Marquette, MI – Nheena Weyer Ittner grew up downstate but has lived in the UP for the last few decades. She’s the ambitious and gregarious founder and director of the Upper Peninsula Childrens Museum. She always seems to be in a good mood. Is that a façade? No. It’s real.
BC: What’s your most vivid memory from your childhood?
NWI: Well, I grew up in a family where the sun rose and set on my sister and me. My parents were the best parents in the entire world. They adored us. I was cared for, nurtured, loved, never was wanting for anything.
BC: How would you describe yourself as a girl? Were you popular, studious, nerdy?
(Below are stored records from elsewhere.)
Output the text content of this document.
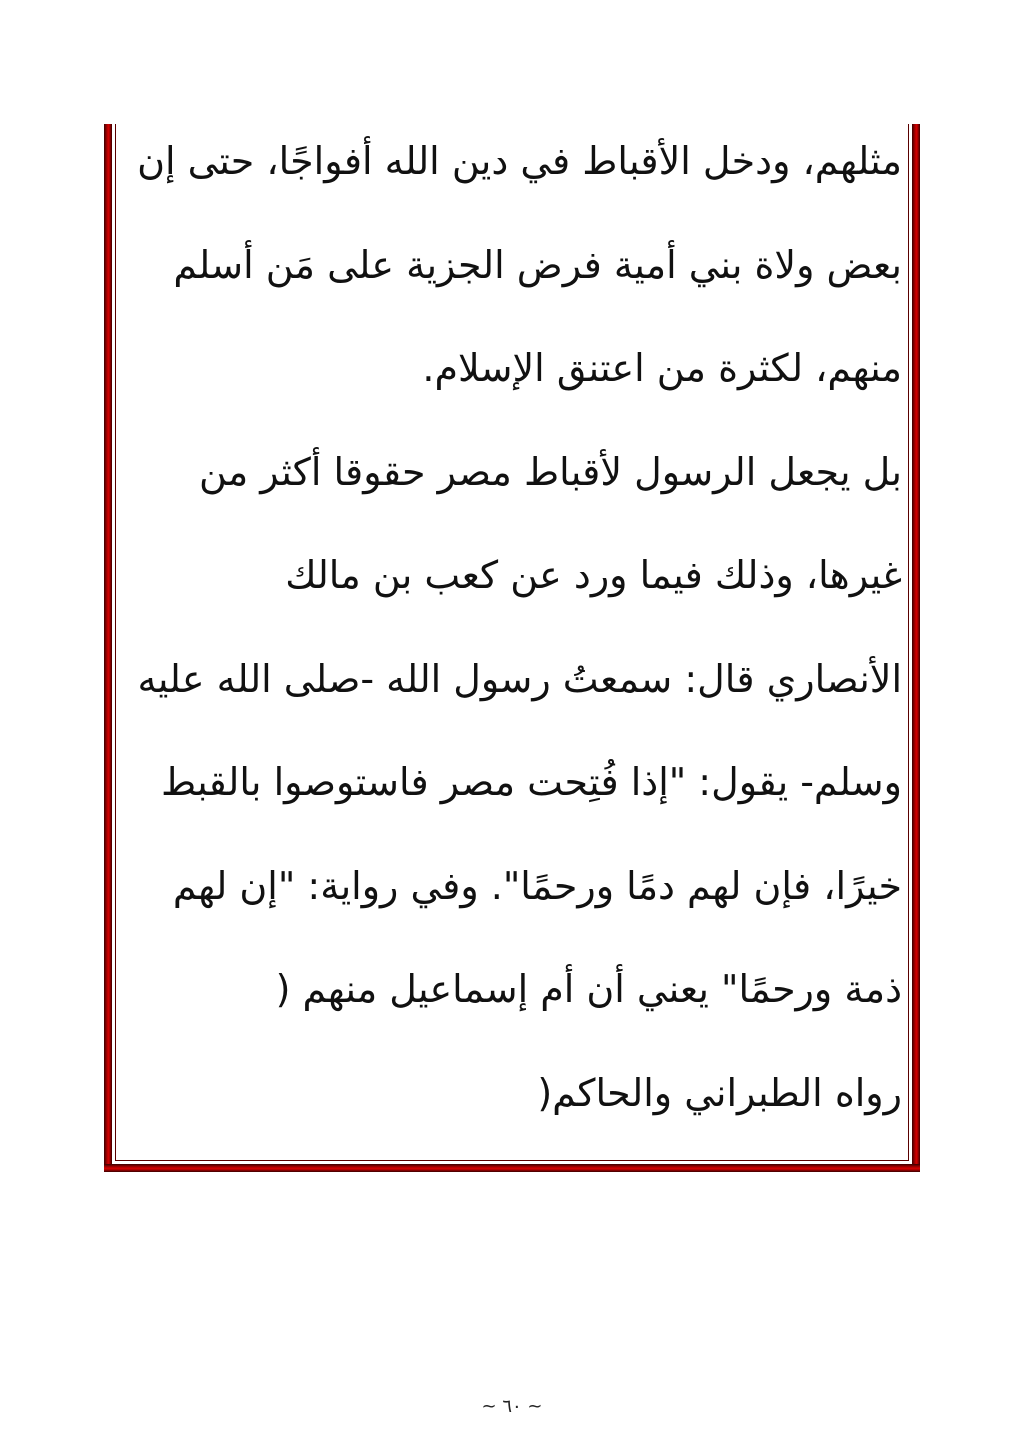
مثلهم، ودخل الأقباط في دين الله أفواجًا، حتى إن
بعض ولاة بني أمية فرض الجزية على مَن أسلم
منهم، لكثرة من اعتنق الإسلام.
بل يجعل الرسول لأقباط مصر حقوقا أكثر من
غيرها، وذلك فيما ورد عن كعب بن مالك
الأنصاري قال: سمعتُ رسول الله -صلى الله عليه
وسلم- يقول: "إذا فُتِحت مصر فاستوصوا بالقبط
خيرًا، فإن لهم دمًا ورحمًا". وفي رواية: "إن لهم
ذمة ورحمًا" يعني أن أم إسماعيل منهم (
رواه الطبراني والحاكم(
~ ٦٠ ~
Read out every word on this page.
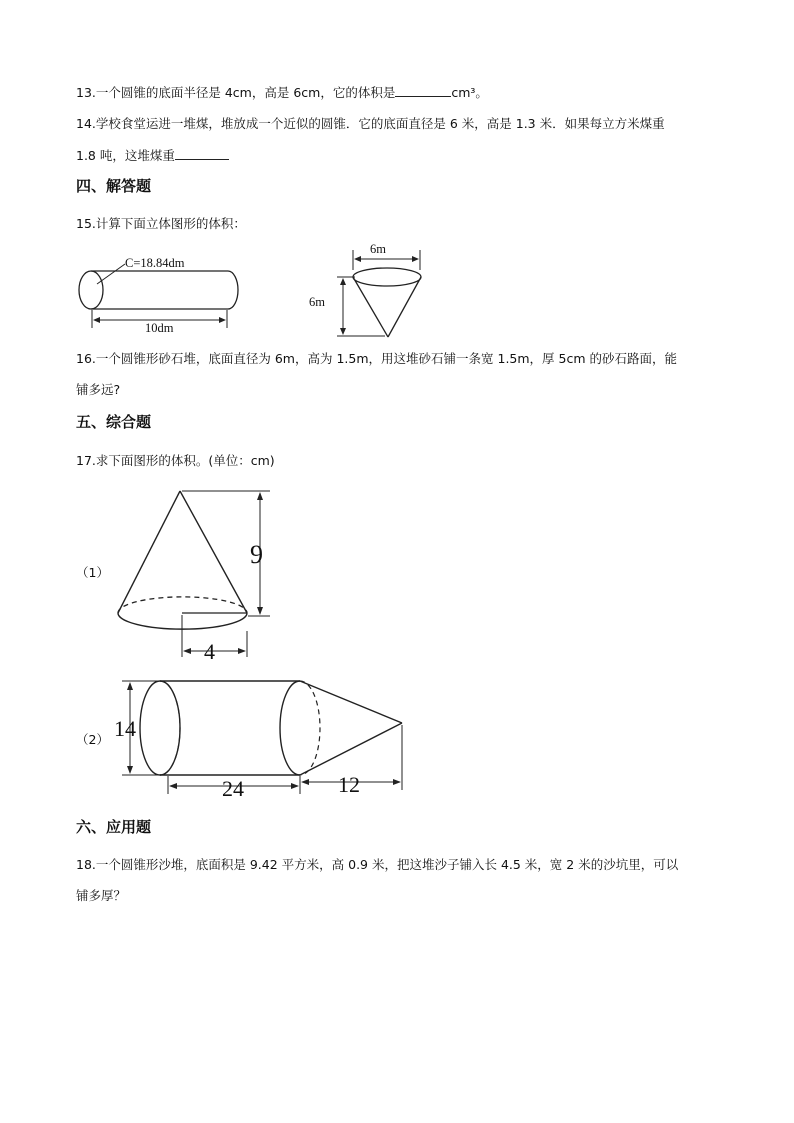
13.一个圆锥的底面半径是 4cm，高是 6cm，它的体积是	cm³。
14.学校食堂运进一堆煤，堆放成一个近似的圆锥．它的底面直径是 6 米，高是 1.3 米．如果每立方米煤重
1.8 吨，这堆煤重
四、解答题
15.计算下面立体图形的体积：
C=18.84dm
10dm
6m
6m
16.一个圆锥形砂石堆，底面直径为 6m，高为 1.5m，用这堆砂石铺一条宽 1.5m，厚 5cm 的砂石路面，能
铺多远?
五、综合题
17.求下面图形的体积。(单位：cm)
（1）
9
4
（2） 14
24	12
六、应用题
18.一个圆锥形沙堆，底面积是 9.42 平方米，高 0.9 米，把这堆沙子铺入长 4.5 米，宽 2 米的沙坑里，可以
铺多厚？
NWI: I was pretty popular, I think. I was the vice president of our school in fourth grade! My sister ran my campaign. She’d drag me up and down the hallway in a wagon and then I’d wave to people (laughs). Then in junior high school, I was a cheerleader. It wasn’t until high school that I turned. I got a little feisty, I guess. But you know what? The bad things that I did at that age, they taught me the best lessons of my life.
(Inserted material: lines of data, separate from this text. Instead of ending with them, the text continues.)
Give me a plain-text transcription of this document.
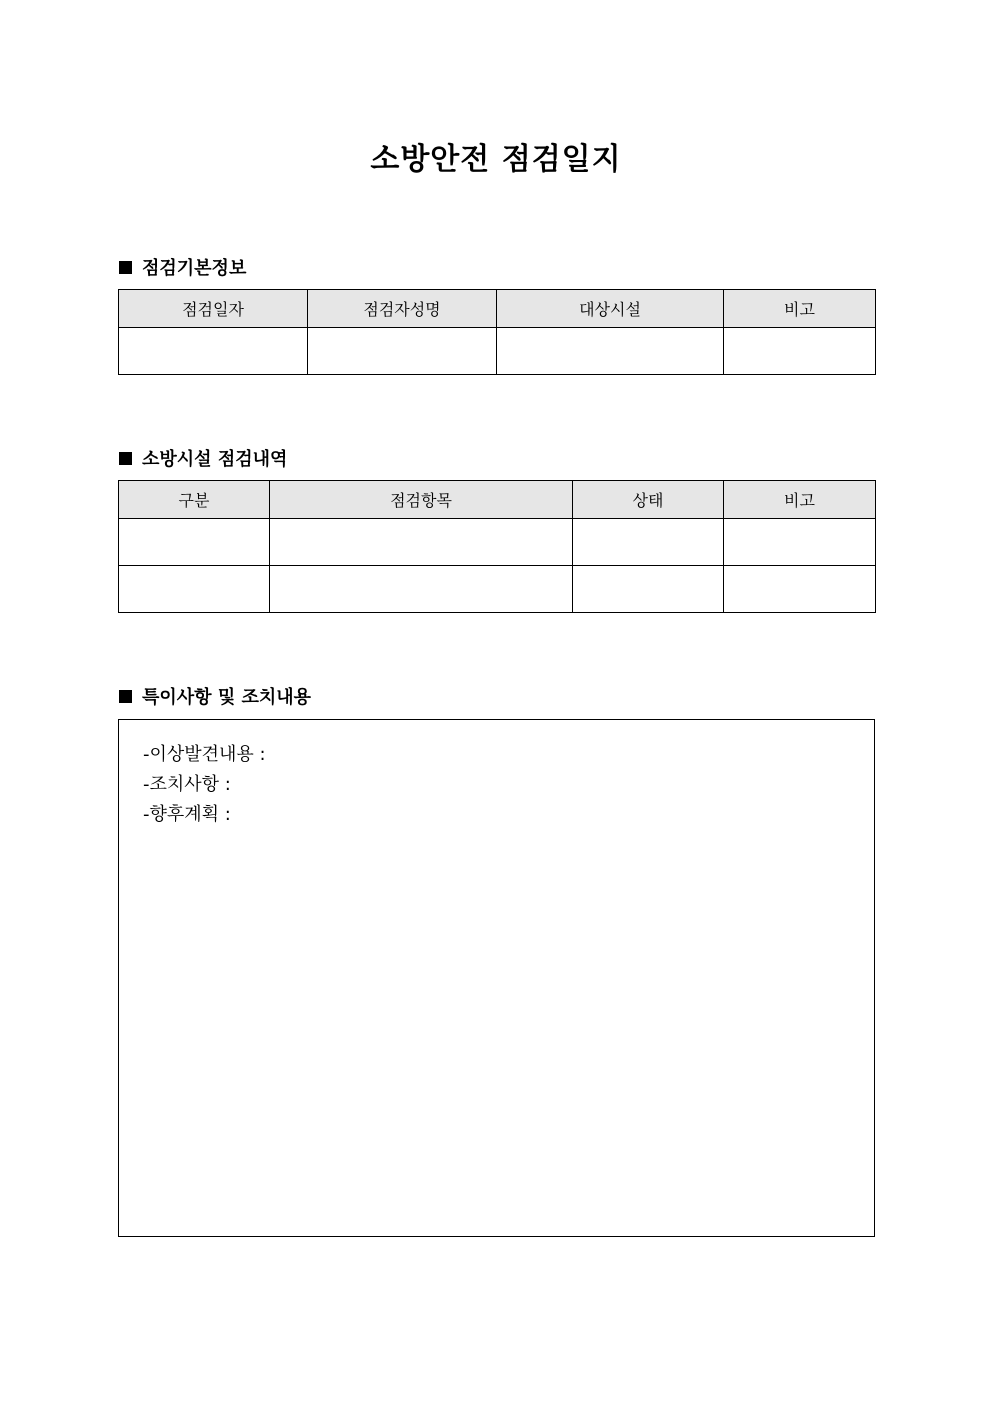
소방안전 점검일지
점검기본정보
점검일자	점검자성명	대상시설	비고

소방시설 점검내역
구분	점검항목	상태	비고

특이사항 및 조치내용
-이상발견내용 :
-조치사항 :
-향후계획 :
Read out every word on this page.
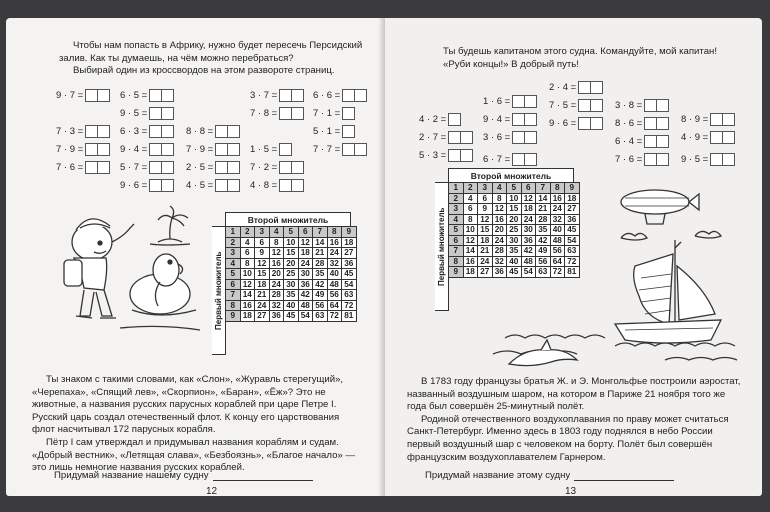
Чтобы нам попасть в Африку, нужно будет пересечь Персидский
залив. Как ты думаешь, на чём можно перебраться?
Выбирай один из кроссвордов на этом развороте страниц.
9 · 7 =	6 · 5 =	3 · 7 =	6 · 6 =
9 · 5 =	7 · 8 =	7 · 1 =
7 · 3 =	6 · 3 =	8 · 8 =	5 · 1 =
7 · 9 =	9 · 4 =	7 · 9 =	1 · 5 =	7 · 7 =
7 · 6 =	5 · 7 =	2 · 5 =	7 · 2 =
9 · 6 =	4 · 5 =	4 · 8 =
Второй множитель
Первый множитель
1	2	3	4	5	6	7	8	9
2	4	6	8	10	12	14	16	18
3	6	9	12	15	18	21	24	27
4	8	12	16	20	24	28	32	36
5	10	15	20	25	30	35	40	45
6	12	18	24	30	36	42	48	54
7	14	21	28	35	42	49	56	63
8	16	24	32	40	48	56	64	72
9	18	27	36	45	54	63	72	81
Ты знаком с такими словами, как «Слон», «Журавль стерегущий», «Черепаха», «Спящий лев», «Скорпион», «Баран», «Ёж»? Это не животные, а названия русских парусных кораблей при царе Петре I. Русский царь создал отечественный флот. К концу его царствования флот насчитывал 172 парусных корабля.
Пётр I сам утверждал и придумывал названия кораблям и судам. «Добрый вестник», «Летящая слава», «Безбоязнь», «Благое начало» — это лишь немногие названия русских кораблей.
Придумай название нашему судну
12
Ты будешь капитаном этого судна. Командуйте, мой капитан!
«Руби концы!» В добрый путь!
2 · 4 =
1 · 6 =	7 · 5 =	3 · 8 =
4 · 2 =	9 · 4 =	8 · 9 =
9 · 6 =	8 · 6 =
2 · 7 =	3 · 6 =	6 · 4 =	4 · 9 =
5 · 3 =	6 · 7 =	7 · 6 =	9 · 5 =
Второй множитель
Первый множитель
1	2	3	4	5	6	7	8	9
2	4	6	8	10	12	14	16	18
3	6	9	12	15	18	21	24	27
4	8	12	16	20	24	28	32	36
5	10	15	20	25	30	35	40	45
6	12	18	24	30	36	42	48	54
7	14	21	28	35	42	49	56	63
8	16	24	32	40	48	56	64	72
9	18	27	36	45	54	63	72	81
В 1783 году французы братья Ж. и Э. Монгольфье построили аэростат, названный воздушным шаром, на котором в Париже 21 ноября того же года был совершён 25-минутный полёт.
Родиной отечественного воздухоплавания по праву может считаться Санкт-Петербург. Именно здесь в 1803 году поднялся в небо России первый воздушный шар с человеком на борту. Полёт был совершён французским воздухоплавателем Гарнером.
Придумай название этому судну
13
BC: What do you mean by “bad things?”
NWI: Well, I hung around with people who were pretty risky. They were involved with drugs, a lot of drugs going on. But my sister and I learned that my parents were always supportive of us. I mean they were almost unaware of what my sister and I were doing. They just wouldn’t believe that we’d be doing anything wrong or hanging out with people who were doing bad things. But you know what? One time my mom and dad sat down with my sister after they had discovered she had taken a bunch of alcohol…and they all sat and cried like babies. That’s when my sister and I realized that the last thing in the world we ever wanted to do was disappoint those two people.